In June, the employee notified supervisors that his wife’s pregnancy had been deemed “high risk” and that she could no longer work or drive. He told them he would need to leave early or miss days to take her to appointments and ensure her safety.

Instead of providing FMLA information, his supervisors treated his refusal to work mandatory overtime as misconduct. FedEx recorded discipline after two such incidents.

The latter incident occurred on July 1, after the employee had received multiple messages from his wife complaining of pain. Doctors performed an emergency delivery on July 2, two and a half months early.

The employee applied for and received paid parental leave from July 6 to July 17. On July 20, he submitted paperwork requesting additional leave under FMLA. That same day his manager notified him he was under investigation for job abandonment.

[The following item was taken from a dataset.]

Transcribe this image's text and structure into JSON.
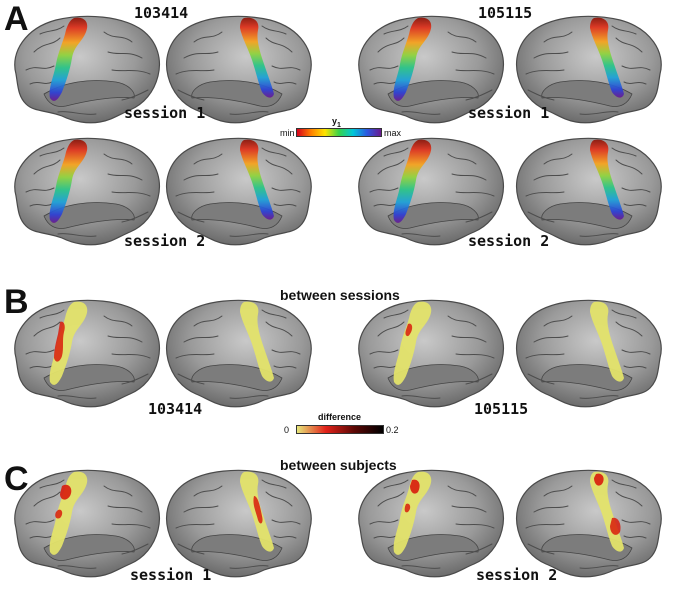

The employee was terminated on the same day his FMLA request was approved.

Court opinion

The 11th Circuit found that caring for a pregnant spouse with serious health needs can qualify for intermittent FMLA leave, including situations where an employee leaves at their scheduled end time rather than staying for required overtime.

The court also said that the employer’s failure to provide FMLA eligibility and rights notices could have directly led to the termination.

“Had [the employee] used the intermittent FMLA leave that he was entitled to so he could care for his wife’s pregnancy complications, he would not have been fired for refusing to work overtime,” the court said.

However, the court did uphold dismissal of separate FMLA retaliation and ADA associational discrimination claims.

Takeaways for employers

Here are some key learnings for employers based on this decision:

  • Employees don’t need to say “FMLA” to trigger an employer’s obligations. Comments about a family member’s health issues or the need for medical-related schedule changes can be enough.
  • Intermittent leave can cover very short, recurring absences, including leaving on time when overtime is expected.
  • Managers should be trained to escalate potential FMLA situations to HR immediately, rather than dismiss or discourage inquiries.